На самом деле Йоко был с ним всегда. Это существо было тенью, недоступной чужому глазу и уху. Однако, несмотря на это, Йоко существовал материально и не был порождением больного рассудка.
— Постоялые дворы тут слишком дорогие, — едва шевеля губами ответил Безымянный, — У меня не будет денег, чтобы купить фрукты. Ты же хотел апельсинов.
“Апельсины!” — воскликнул Йоко и, словно змея, обхватил его шею. — А тебя не волнует как то еда.
— Мне это не нужно. Я не хочу есть.
“Ты должен есть иначе совсем превратишься в скелет. В такой т-о-о-нкий скелетик”, — протянула тень.
Безымянный остановился и во что-то внимательно всматривался.
“На что смотришь?”
— Море еще никогда не казалось таким близким.
Гладь нежного синего оттенка уходила куда-то далеко, пока не сливалась с азуром неба.

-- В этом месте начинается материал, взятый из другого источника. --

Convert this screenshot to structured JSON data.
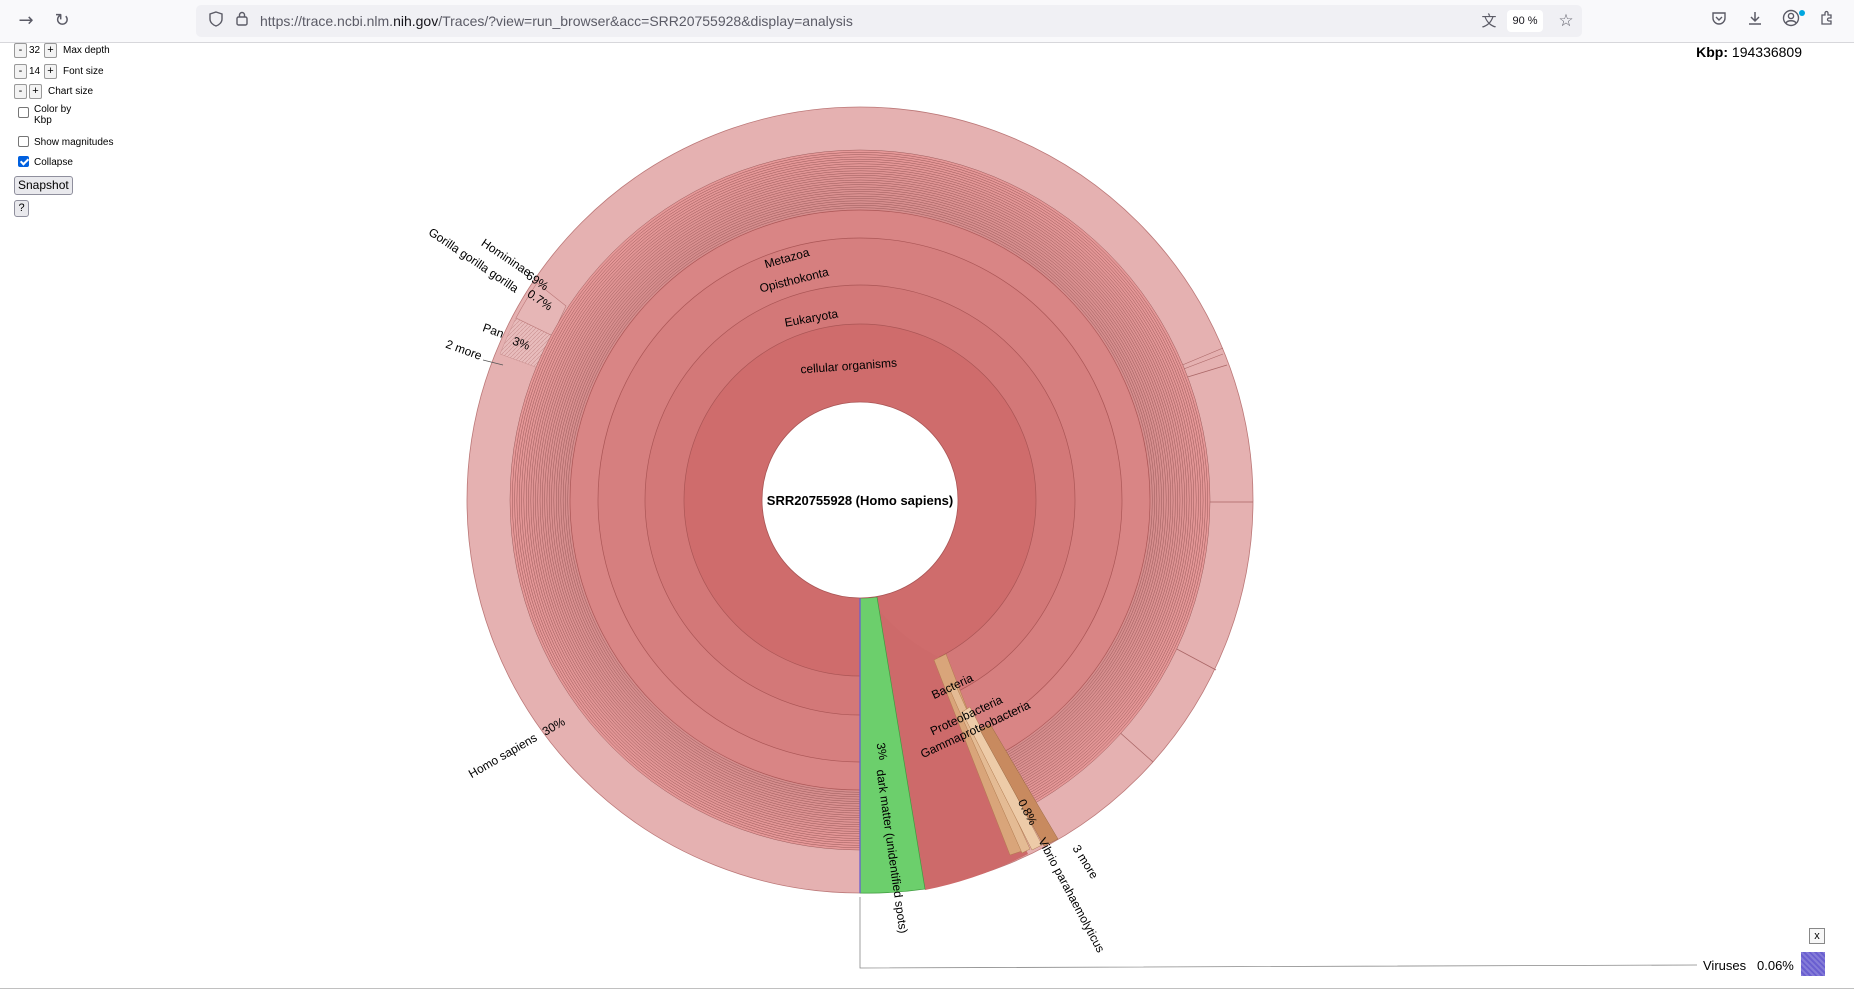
{
  "browser": {
    "url_prefix": "https://trace.ncbi.nlm.",
    "url_domain": "nih.gov",
    "url_suffix": "/Traces/?view=run_browser&acc=SRR20755928&display=analysis",
    "zoom": "90 %",
    "icons": [
      "forward-icon",
      "reload-icon",
      "shield-icon",
      "lock-icon",
      "translate-icon",
      "star-icon",
      "pocket-icon",
      "download-icon",
      "account-icon",
      "extensions-icon"
    ]
  },
  "controls": {
    "max_depth_value": "32",
    "max_depth_label": "Max depth",
    "font_size_value": "14",
    "font_size_label": "Font size",
    "chart_size_label": "Chart size",
    "minus": "-",
    "plus": "+",
    "color_by_line1": "Color by",
    "color_by_line2": "Kbp",
    "color_by_checked": false,
    "show_magnitudes_label": "Show magnitudes",
    "show_magnitudes_checked": false,
    "collapse_label": "Collapse",
    "collapse_checked": true,
    "snapshot_label": "Snapshot",
    "help_label": "?"
  },
  "summary": {
    "kbp_label": "Kbp:",
    "kbp_value": "194336809"
  },
  "details_panel": {
    "close_label": "x",
    "viruses_label": "Viruses",
    "viruses_pct": "0.06%"
  },
  "colors": {
    "eukaryota": "#d97a7a",
    "outer_ring": "#e5b1b1",
    "dark_matter": "#6ccf6c",
    "bacteria": "#d9a57a",
    "viruses": "#6a5fd0"
  },
  "chart_data": {
    "type": "krona",
    "root": "SRR20755928 (Homo sapiens)",
    "ring_labels": [
      "cellular organisms",
      "Eukaryota",
      "Opisthokonta",
      "Metazoa"
    ],
    "slices": [
      {
        "name": "dark matter (unidentified spots)",
        "percent": 3
      },
      {
        "name": "Bacteria",
        "percent": null
      },
      {
        "name": "Proteobacteria",
        "percent": null
      },
      {
        "name": "Gammaproteobacteria",
        "percent": null
      },
      {
        "name": "Vibrio parahaemolyticus",
        "percent": 0.8
      },
      {
        "name": "3 more",
        "percent": null
      },
      {
        "name": "Homininae",
        "percent": 69
      },
      {
        "name": "Gorilla gorilla gorilla",
        "percent": 0.7
      },
      {
        "name": "Pan",
        "percent": 3
      },
      {
        "name": "2 more",
        "percent": null
      },
      {
        "name": "Homo sapiens",
        "percent": 30
      },
      {
        "name": "Viruses",
        "percent": 0.06
      }
    ],
    "labels": {
      "dark_matter": "dark matter (unidentified spots)",
      "dark_matter_pct": "3%",
      "bacteria": "Bacteria",
      "proteobacteria": "Proteobacteria",
      "gammaproteobacteria": "Gammaproteobacteria",
      "vibrio": "Vibrio parahaemolyticus",
      "vibrio_pct": "0.8%",
      "three_more": "3 more",
      "homininae": "Homininae",
      "homininae_pct": "69%",
      "gorilla": "Gorilla gorilla gorilla",
      "gorilla_pct": "0.7%",
      "pan": "Pan",
      "pan_pct": "3%",
      "two_more": "2 more",
      "homo_sapiens": "Homo sapiens",
      "homo_sapiens_pct": "30%"
    }
  }
}
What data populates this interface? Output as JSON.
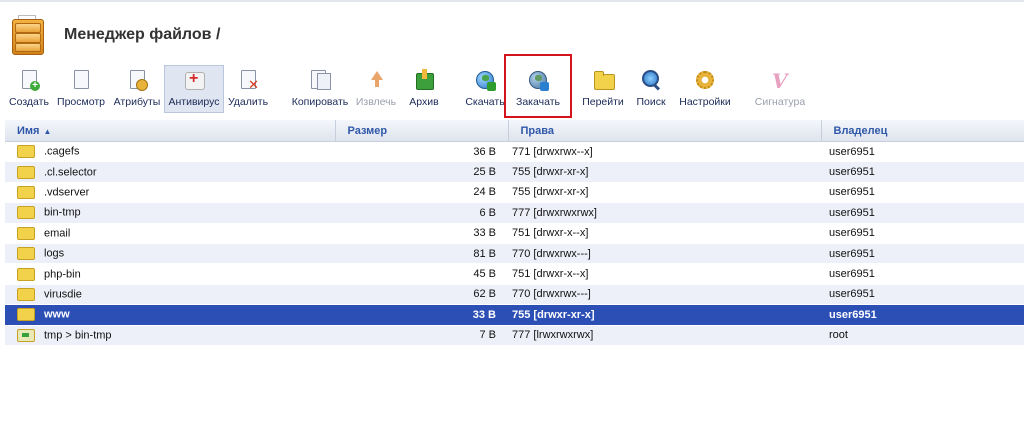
{
  "header": {
    "title": "Менеджер файлов /"
  },
  "toolbar": [
    {
      "label": "Создать",
      "icon": "new-file-icon",
      "state": "normal"
    },
    {
      "label": "Просмотр",
      "icon": "view-icon",
      "state": "normal"
    },
    {
      "label": "Атрибуты",
      "icon": "attributes-icon",
      "state": "normal"
    },
    {
      "label": "Антивирус",
      "icon": "antivirus-icon",
      "state": "active"
    },
    {
      "label": "Удалить",
      "icon": "delete-icon",
      "state": "normal"
    },
    {
      "label": "Копировать",
      "icon": "copy-icon",
      "state": "normal"
    },
    {
      "label": "Извлечь",
      "icon": "extract-icon",
      "state": "disabled"
    },
    {
      "label": "Архив",
      "icon": "archive-icon",
      "state": "normal"
    },
    {
      "label": "Скачать",
      "icon": "download-icon",
      "state": "normal"
    },
    {
      "label": "Закачать",
      "icon": "upload-icon",
      "state": "highlighted"
    },
    {
      "label": "Перейти",
      "icon": "folder-icon",
      "state": "normal"
    },
    {
      "label": "Поиск",
      "icon": "search-icon",
      "state": "normal"
    },
    {
      "label": "Настройки",
      "icon": "settings-icon",
      "state": "normal"
    },
    {
      "label": "Сигнатура",
      "icon": "signature-icon",
      "state": "disabled"
    }
  ],
  "table": {
    "columns": {
      "name": "Имя",
      "size": "Размер",
      "perms": "Права",
      "owner": "Владелец"
    },
    "sort_indicator": "▲",
    "rows": [
      {
        "name": ".cagefs",
        "size": "36 B",
        "perms": "771 [drwxrwx--x]",
        "owner": "user6951",
        "type": "folder"
      },
      {
        "name": ".cl.selector",
        "size": "25 B",
        "perms": "755 [drwxr-xr-x]",
        "owner": "user6951",
        "type": "folder"
      },
      {
        "name": ".vdserver",
        "size": "24 B",
        "perms": "755 [drwxr-xr-x]",
        "owner": "user6951",
        "type": "folder"
      },
      {
        "name": "bin-tmp",
        "size": "6 B",
        "perms": "777 [drwxrwxrwx]",
        "owner": "user6951",
        "type": "folder"
      },
      {
        "name": "email",
        "size": "33 B",
        "perms": "751 [drwxr-x--x]",
        "owner": "user6951",
        "type": "folder"
      },
      {
        "name": "logs",
        "size": "81 B",
        "perms": "770 [drwxrwx---]",
        "owner": "user6951",
        "type": "folder"
      },
      {
        "name": "php-bin",
        "size": "45 B",
        "perms": "751 [drwxr-x--x]",
        "owner": "user6951",
        "type": "folder"
      },
      {
        "name": "virusdie",
        "size": "62 B",
        "perms": "770 [drwxrwx---]",
        "owner": "user6951",
        "type": "folder"
      },
      {
        "name": "www",
        "size": "33 B",
        "perms": "755 [drwxr-xr-x]",
        "owner": "user6951",
        "type": "folder",
        "selected": true
      },
      {
        "name": "tmp > bin-tmp",
        "size": "7 B",
        "perms": "777 [lrwxrwxrwx]",
        "owner": "root",
        "type": "link"
      }
    ]
  },
  "colors": {
    "selected_row": "#2c4fb6",
    "header_text": "#2f58a8",
    "highlight_box": "#d4141b"
  }
}
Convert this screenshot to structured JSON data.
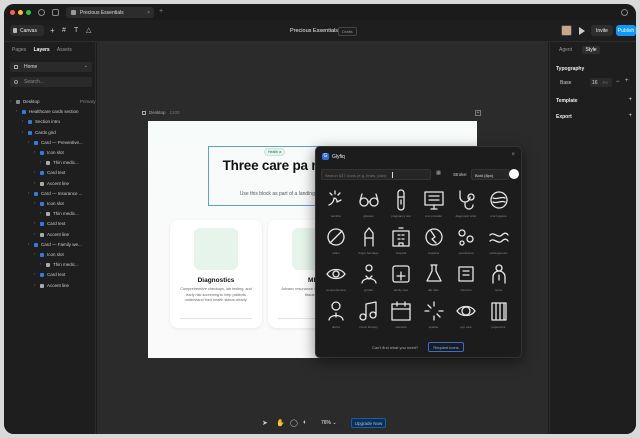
{
  "titlebar": {
    "tab_label": "Precious Essentials",
    "tab_close": "×",
    "new_tab": "+"
  },
  "toolbar": {
    "canvas_label": "Canvas",
    "project_title": "Precious Essentials",
    "drafts_badge": "Drafts",
    "invite_label": "Invite",
    "publish_label": "Publish",
    "accent_color": "#0d99ff"
  },
  "left_panel": {
    "tabs": [
      "Pages",
      "Layers",
      "Assets"
    ],
    "active_tab": "Layers",
    "page_select": "Home",
    "search_placeholder": "Search...",
    "layers": [
      {
        "label": "Desktop",
        "side": "Primary",
        "icon": "frame-icon",
        "color": "#888888"
      },
      {
        "label": "Healthcare cards section",
        "icon": "stack-icon",
        "color": "#2f7de1"
      },
      {
        "label": "Section intro",
        "icon": "stack-icon",
        "color": "#2f7de1"
      },
      {
        "label": "Cards grid",
        "icon": "grid-icon",
        "color": "#2f7de1"
      },
      {
        "label": "Card — Preventive...",
        "icon": "stack-icon",
        "color": "#2f7de1"
      },
      {
        "label": "Icon slot",
        "icon": "stack-icon",
        "color": "#2f7de1"
      },
      {
        "label": "Thin medic...",
        "icon": "vector-icon",
        "color": "#aaaaaa"
      },
      {
        "label": "Card text",
        "icon": "stack-icon",
        "color": "#2f7de1"
      },
      {
        "label": "Accent line",
        "icon": "line-icon",
        "color": "#aaaaaa"
      },
      {
        "label": "Card — Insurance ...",
        "icon": "stack-icon",
        "color": "#2f7de1"
      },
      {
        "label": "Icon slot",
        "icon": "stack-icon",
        "color": "#2f7de1"
      },
      {
        "label": "Thin medic...",
        "icon": "vector-icon",
        "color": "#aaaaaa"
      },
      {
        "label": "Card text",
        "icon": "stack-icon",
        "color": "#2f7de1"
      },
      {
        "label": "Accent line",
        "icon": "line-icon",
        "color": "#aaaaaa"
      },
      {
        "label": "Card — Family we...",
        "icon": "stack-icon",
        "color": "#2f7de1"
      },
      {
        "label": "Icon slot",
        "icon": "stack-icon",
        "color": "#2f7de1"
      },
      {
        "label": "Thin medic...",
        "icon": "vector-icon",
        "color": "#aaaaaa"
      },
      {
        "label": "Card text",
        "icon": "stack-icon",
        "color": "#2f7de1"
      },
      {
        "label": "Accent line",
        "icon": "line-icon",
        "color": "#aaaaaa"
      }
    ]
  },
  "canvas": {
    "frame_label": "Desktop",
    "frame_size": "1200",
    "badge": "Health a",
    "title": "Three care pa medical or insu",
    "subtitle": "Use this block as part of a landing a your own and adapt the copy fo",
    "cards": [
      {
        "title": "Diagnostics",
        "desc": "Comprehensive checkups, lab testing, and early risk screening to help patients understand their health status clearly."
      },
      {
        "title": "MRI",
        "desc": "Advanc resonance ima examinatio soft tissue, and"
      }
    ]
  },
  "glyphy": {
    "title": "Glyfiq",
    "search_placeholder": "Search 637 icons (e.g. brain, pain)",
    "stroke_label": "Stroke:",
    "stroke_value": "Bold (8px)",
    "icon_labels": [
      "sanitize",
      "glasses",
      "pregnancy test",
      "cms provider",
      "diagnostic scan",
      "oral hygiene",
      "tablet",
      "finger bandage",
      "hospital",
      "migraine",
      "operational",
      "pathogenesis",
      "comprehensive",
      "growth",
      "family care",
      "lab tube",
      "intercom",
      "nurse",
      "doctor",
      "music therapy",
      "calendar",
      "sparkle",
      "eye care",
      "paperwork"
    ],
    "footer_text": "Can't find what you need?",
    "request_label": "Request icons"
  },
  "right_panel": {
    "tabs": [
      "Agent",
      "Style"
    ],
    "active_tab": "Style",
    "typography_label": "Typography",
    "base_label": "Base",
    "base_size": "16",
    "base_unit": "PX",
    "template_label": "Template",
    "export_label": "Export"
  },
  "bottom_bar": {
    "zoom": "76%",
    "upgrade_label": "Upgrade Now"
  }
}
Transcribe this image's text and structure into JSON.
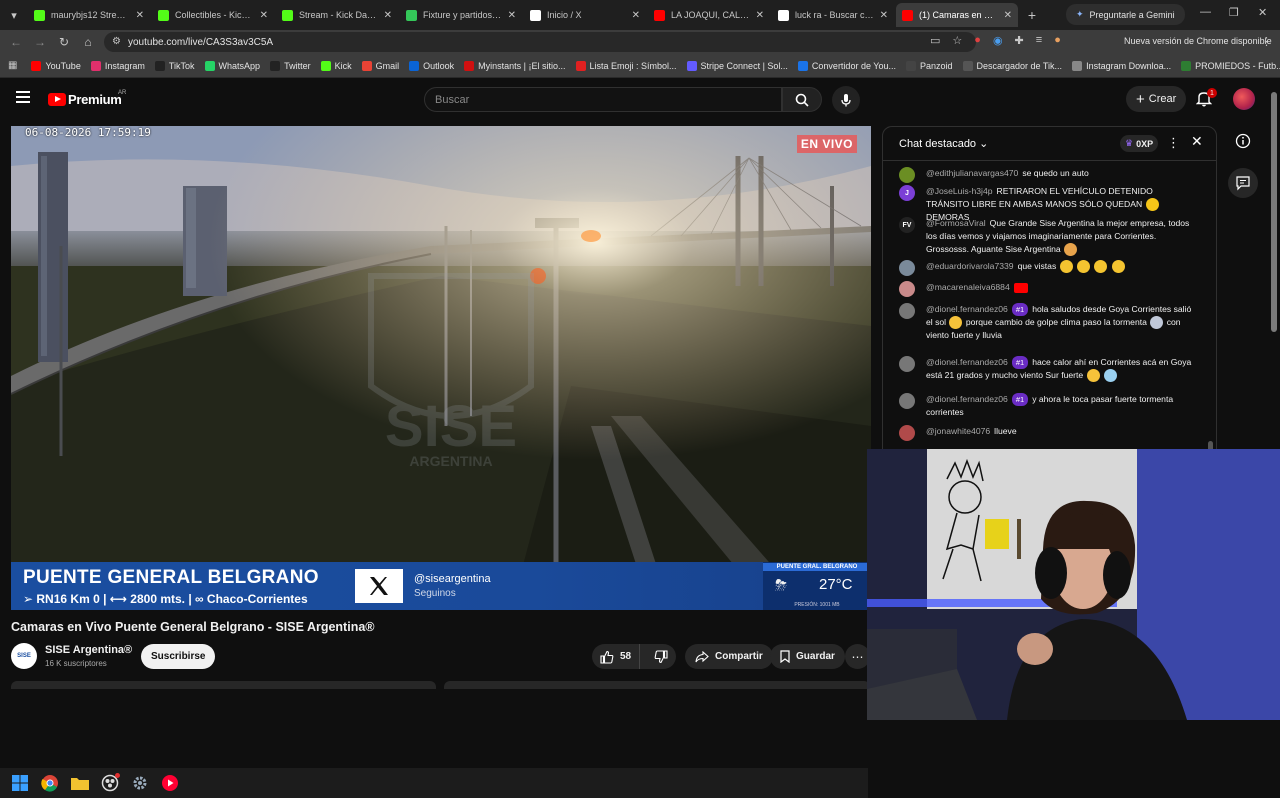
{
  "browser": {
    "tabs": [
      {
        "label": "maurybjs12 Stream -",
        "icon": "kick-icon",
        "color": "#53fc18"
      },
      {
        "label": "Collectibles - Kick Str",
        "icon": "kick-icon",
        "color": "#53fc18"
      },
      {
        "label": "Stream - Kick Dashbo",
        "icon": "kick-icon",
        "color": "#53fc18"
      },
      {
        "label": "Fixture y partidos de",
        "icon": "soccer-icon",
        "color": "#34c759"
      },
      {
        "label": "Inicio / X",
        "icon": "x-icon",
        "color": "#ffffff"
      },
      {
        "label": "LA JOAQUI, CALLEJE",
        "icon": "youtube-icon",
        "color": "#ff0000"
      },
      {
        "label": "luck ra - Buscar con G",
        "icon": "google-icon",
        "color": "#ffffff"
      },
      {
        "label": "(1) Camaras en Vivo",
        "icon": "youtube-icon",
        "color": "#ff0000",
        "active": true
      }
    ],
    "gemini_label": "Preguntarle a Gemini",
    "url": "youtube.com/live/CA3S3av3C5A",
    "update_label": "Nueva versión de Chrome disponible",
    "bookmarks": [
      {
        "label": "YouTube",
        "color": "#ff0000"
      },
      {
        "label": "Instagram",
        "color": "#e1306c"
      },
      {
        "label": "TikTok",
        "color": "#222222"
      },
      {
        "label": "WhatsApp",
        "color": "#25d366"
      },
      {
        "label": "Twitter",
        "color": "#222222"
      },
      {
        "label": "Kick",
        "color": "#53fc18"
      },
      {
        "label": "Gmail",
        "color": "#ea4335"
      },
      {
        "label": "Outlook",
        "color": "#0a64d6"
      },
      {
        "label": "Myinstants | ¡El sitio...",
        "color": "#d01010"
      },
      {
        "label": "Lista Emoji : Símbol...",
        "color": "#e02020"
      },
      {
        "label": "Stripe Connect | Sol...",
        "color": "#635bff"
      },
      {
        "label": "Convertidor de You...",
        "color": "#1a73e8"
      },
      {
        "label": "Panzoid",
        "color": "#444444"
      },
      {
        "label": "Descargador de Tik...",
        "color": "#555555"
      },
      {
        "label": "Instagram Downloa...",
        "color": "#888888"
      },
      {
        "label": "PROMIEDOS - Futb...",
        "color": "#2e7d32"
      }
    ]
  },
  "youtube": {
    "brand": "Premium",
    "country": "AR",
    "search_placeholder": "Buscar",
    "create_label": "Crear",
    "notif_count": "1",
    "video": {
      "timestamp": "06-08-2026 17:59:19",
      "live_label": "EN VIVO",
      "watermark": "SISE",
      "watermark_sub": "ARGENTINA",
      "lower_title": "PUENTE GENERAL BELGRANO",
      "lower_sub": "➢ RN16 Km 0 | ⟷ 2800 mts. | ∞ Chaco-Corrientes",
      "handle": "@siseargentina",
      "follow": "Seguinos",
      "weather_title": "PUENTE GRAL. BELGRANO",
      "temperature": "27°C",
      "pressure": "PRESIÓN: 1001 MB"
    },
    "title": "Camaras en Vivo Puente General Belgrano - SISE Argentina®",
    "channel": {
      "name": "SISE Argentina®",
      "subs": "16 K suscriptores",
      "subscribe": "Suscribirse",
      "avatar_text": "SISE"
    },
    "actions": {
      "likes": "58",
      "share": "Compartir",
      "save": "Guardar"
    },
    "chat": {
      "title": "Chat destacado",
      "xp": "0XP",
      "messages": [
        {
          "author": "@edithjulianavargas470",
          "text": "se quedo un auto",
          "color": "#6b8e23",
          "initial": ""
        },
        {
          "author": "@JoseLuis-h3j4p",
          "text": "RETIRARON EL VEHÍCULO DETENIDO TRÁNSITO LIBRE EN AMBAS MANOS SÓLO QUEDAN",
          "text2": "DEMORAS",
          "color": "#7b3fd6",
          "initial": "J"
        },
        {
          "author": "@FormosaViral",
          "text": "Que Grande Sise Argentina la mejor empresa, todos los días vemos y viajamos imaginariamente para Corrientes. Grossosss. Aguante Sise Argentina",
          "color": "#222222",
          "initial": "FV"
        },
        {
          "author": "@eduardorivarola7339",
          "text": "que vistas",
          "color": "#7a8a9a",
          "initial": ""
        },
        {
          "author": "@macarenaleiva6884",
          "text": "",
          "color": "#c98a8a",
          "initial": ""
        },
        {
          "author": "@dionel.fernandez06",
          "badge": "#1",
          "text": "hola saludos desde Goya Corrientes salió el sol",
          "text2": "porque cambio de golpe clima paso la tormenta",
          "text3": "con viento fuerte y lluvia",
          "color": "#777777",
          "initial": ""
        },
        {
          "author": "@dionel.fernandez06",
          "badge": "#1",
          "text": "hace calor ahí en Corrientes acá en Goya está 21 grados y mucho viento Sur fuerte",
          "color": "#777777",
          "initial": ""
        },
        {
          "author": "@dionel.fernandez06",
          "badge": "#1",
          "text": "y ahora le toca pasar fuerte tormenta corrientes",
          "color": "#777777",
          "initial": ""
        },
        {
          "author": "@jonawhite4076",
          "text": "llueve",
          "color": "#b04a4a",
          "initial": ""
        }
      ]
    }
  }
}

“Да тут все побережье расположено близко к морю. Чего тут удивительно? Не первый раз.”
— Нет… дело не в этом… — Безымянный остановился и прислушался. Люди вокруг все громче и громче стали перешептываться. Все, как заведенные, повторяли “Иша”, “бездна”...
— Пора уходить.
“Что-то мне подсказывает, что нас ждет тяжелый день”, — прошептал Йоко.
Обычно Безымянный сторонился крупных городов, где публика, осуждающе относилась к Ишам. Однако билет на корабль до Эферии он мог достать лишь у одного человека. Ценари был давним партнером Безымянного, ещё с тех лет, когда слава о Черном Охотнике ещё не разошлась по всему югу. Когда Ценари ещё удавалось бить его по хребту.
Раньше торговец обитал в Черных пустынях и заведовал всяким мелким контрафактом: поддельными камнями, останками чудовищ и прочей дрянью, что развелась в тех районах. Сейчас же его бизнес пошел в гору, и он решил перебраться в местечко потеплее. Однако по своему обыкновению обитал все равно у сточных канав, где теснились множество хлипких домишек. Это место в Чоре называли просто — “канавы”.
Трущобы сильно отличались от каменного центра, где процветала торговля “под имперской защитой”. В Канавах вели дела тени. При свете дня Тени разбегались по своим ветхим жилищам, полных всякого оружия. Там невыносимое зловоние порта сливалось с ароматом дешевых духов куртизанок, кальянов с дурманящими веществами.
Попрошайки стекались в тоннель, единственный вход в Канавы. Грязные, голодные и бедные сидели вдоль стен с облупившейся штукатуркой. Многие из них были детьми проституток и отпетых пьяниц, которые пали ниже некуда. Некоторым просто не повезло.
— Дяденька Охотник, это же вы убили Бычьего Беса, у стоянки цыган из Адгора? — босоногие дети носились под ногами Охотника, заглядывали в его лицо, и только сильнее радовались, даже сильнее продолжая клянчить деньги. Все знали, что проклятый агдорец не скуп на деньги.
“Какие же они надоедливые” — сказал Йоко, — “Может я их съем?”
Эти дети никогда не боялись Охотника, ведь их жизнь была страшнее. Каждый год кто-то из них исчезал и редко появлялся вновь. Особенно девочки. Часто, оставшись без попечения родителей их продавали, как рабынь, на том же рынке, где они день назад воровали яблоки. Некоторые родители, кто окончательно не потерял благоразумие и любовь к своим отпрыскам старались всеми средствами спрятать пол своего ребенка. Иногда девочки додумались до этого сами. Никто не носил лент или платьев. Быть красивым в месте — равносильно смерти.